3.0 KiB
MIND - Modular Inference & Node Database - Server-Side Design
High-Level Overview
Inference Engine - llama.cpp
A modified version of llama.cpp that provides extra fields in its
completion API to specify the use of on-disk kv-cache. And also tells
the client where the new kv-cache blocks are located.
Database - MySQL
This will store the information about users, the conversation histories, and also the index to the kv-cache stored as chunks on disk.
Backend Server - Go Layer
This will provide the APIs used by the frontend, and will talk to the inference engine so that it can load the correct chunks of kv-cache into memory or reconstruct a conversation out of cache, and will handle the life cycle of caches stored on disk.
It will also handle authentication (add-on feature).
CLI Interface - Go/Python
This will provide a simple interface to access all the features provided by the backend of ease of testing and prototyping.
Supported APIs For the Backend
Note that all APIs will need to encode the owner of the node.
POST /conversations
This will start a new conversation tree. The go backend should
handle the node creation.
GET /conversations
This will return all the root nodes of the conversation trees, to provide context for the user to switch conversation trees.
GET /tree
This will return the DAG under root, or within a specified depth or reversed depth from leaves, which would provide context for the user to switch between branches on a given tree.
POST /branches
Creates a new fork from a given commit.
GET /branches
List the branches of related to the current branch.

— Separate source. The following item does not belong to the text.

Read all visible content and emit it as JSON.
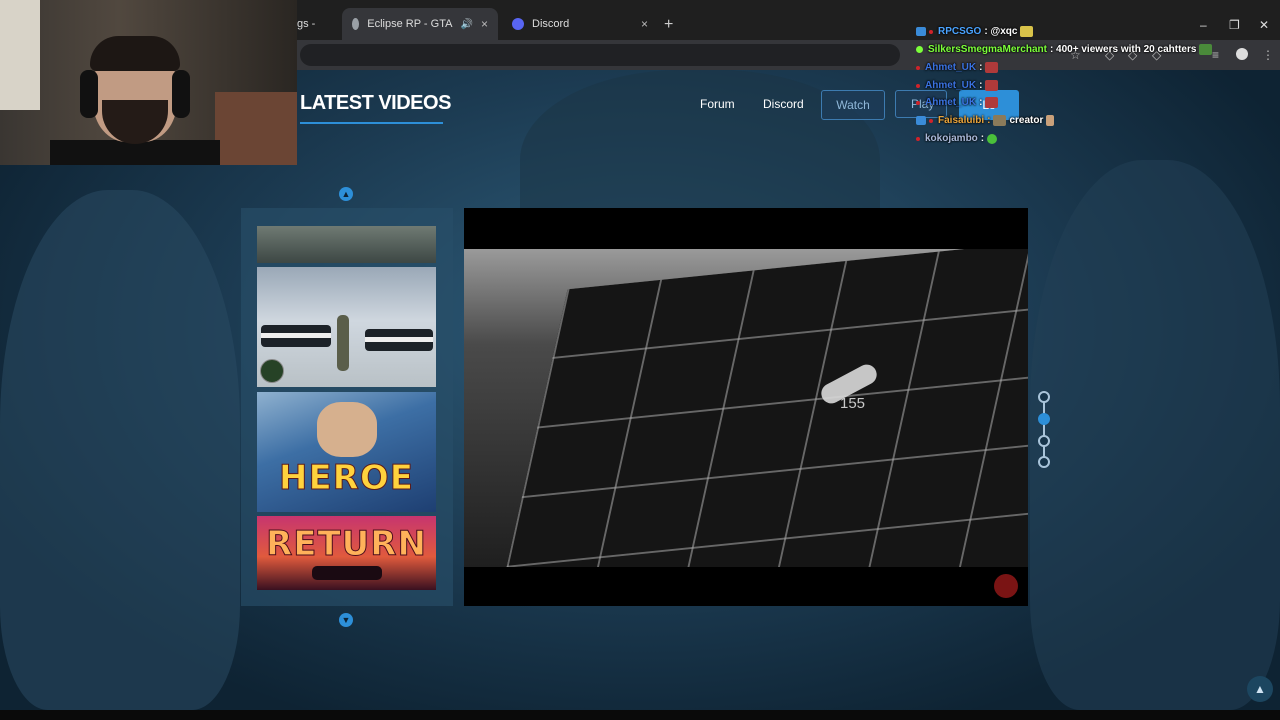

Can also specify the maximum branch-off points to list.
POST /graft
Attach a range of nodes from another conversation.
POST /detach
Detaches a branch into a new conversation.
GET /linearize
Reconstruct a linear conversation history from a branch or node.
POST /completion
Trigger inference from the last node of a branch, creating two new nodes, one for the prompt and one for the answer.
Note that this is for talking to the go backend, so the go backend will be responsible for bookkeeping the kv-cache on disk, and the frontend doesn't need to worry about it.
POST /login
Logs into a certain user.
POST /logout
Logs out a user.
GET /me
Get the current user.
Database-Specific
The database should keep track of reachability and the backend should automatically remove orphaned nodes and caches.
It should also keep track of the DAG generated by the prompts and answers and different root nodes.
Cache
For a single user, the kv-cache on disk should only concern the working node, that is, all of its parent nodes.
Multiple users
Authentication
JWT-based authentication and multi-user switching, all API calls
except for POST /login would require a token.
The default token will be given for earlier stages.
Queuing
The go layer should also be responsible for keeping track of the
llama.cpp services availability and queue prompts in the case of
multiple users.